The much more likely scenario for GE2015 is significant Westminster seat gains, and a confidence and supply arrangement with Labour, either to permit them to form a minority Labour government a la Salmond  2007 in Holyrood, or to support them against a Tory/LibDem/UKIP coalition.

And on that note, I wish you a Merry Christmas and a Happy New Year!

Tuesday 11 December 2012

Scotland, the EU – and Barroso …

Scotland's independence will create a situation for which there is no real precedent, and no clarity or certainty in European law or EU history. We have the farcical situation that a Tory Party that shows a distinct wish to leave Europe are arguing against Scotland's independence on the basis that the rUK would be in and Scotland out. There is also the fact that a significant number of Scots, including many nationalists, would be delighted to be out of Europe too ...

I have never doubted that one of the many complex questions raised by Scotland's independence would be the terms of its EU membership, and that it would have to be negotiated. Since a YES vote in 2014 does not confer independence, but only fires the starting gun for negotiations to achieve it, the very earliest date for conclusion of the core negotiating issues would be 2016, with the formal independence date well beyond that, during which time both the UK and Scotland/UK membership would still be in force.

Since the incompetent UK parties can't forecast what will happen to the economy and the currency in the next three months, I lose no sleep over Scotland's ultimate membership of the EU in say, 2017, if indeed the EU still exists by then! But if it does, Scotland will be in - the idea of them being out, or being blackballed is risible historically.

First we had the leaked – but never sent – letter, and now we have Barroso's latest public statement

Here's my view, informed and assisted by  invaluable help from my Danish friend Troels who is expert in EU law, and keenly interested in an independent Scotland.

Barroso talks of "a part of a country that wants to become an independent state", i.e. analogous to Catalonia (something he's deeply worried about) not a "union state" being dissolved and two successor states emerging. His use of the phrase "a part of a country" indicates that Barroso is rather confused on the history and structure of the United Kingdom.
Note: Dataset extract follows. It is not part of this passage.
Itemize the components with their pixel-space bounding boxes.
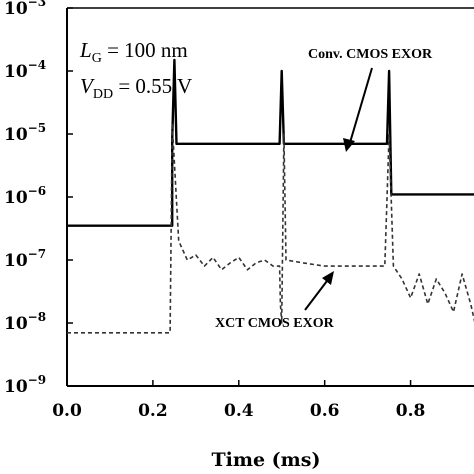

He seems to perceive "Britain" as a country (like Spain or Portugal) and not as a unitary union state, which it what it is. This is evident from the end the television clip, where he clearly believes that the UK will still exist after Scottish independence like, say, Spain after Catalan independence, or Denmark after Greenlandic independence, where the old state continues to exist, but a part of its territory becomes independent.

In fact, in the case of the UK, it would be the union state dissolving, and at least two successor states emerging, very much akin to Czechoslovakia.

Barroso's view is poles apart from the kind of opinion that the European Court of Justice would give. It is worthy of note that Barroso, speaking for the EU Commission only, offers no legal arguments or references that can be debated or be refuted.

In other words, his statement is self-serving and purely political - a piece of realpolitik gamesmanship. There's a lot of that about - and there will be a lot more of it before 2014. The old order is breaking down, and like all ancien regimes, it doesn't like it.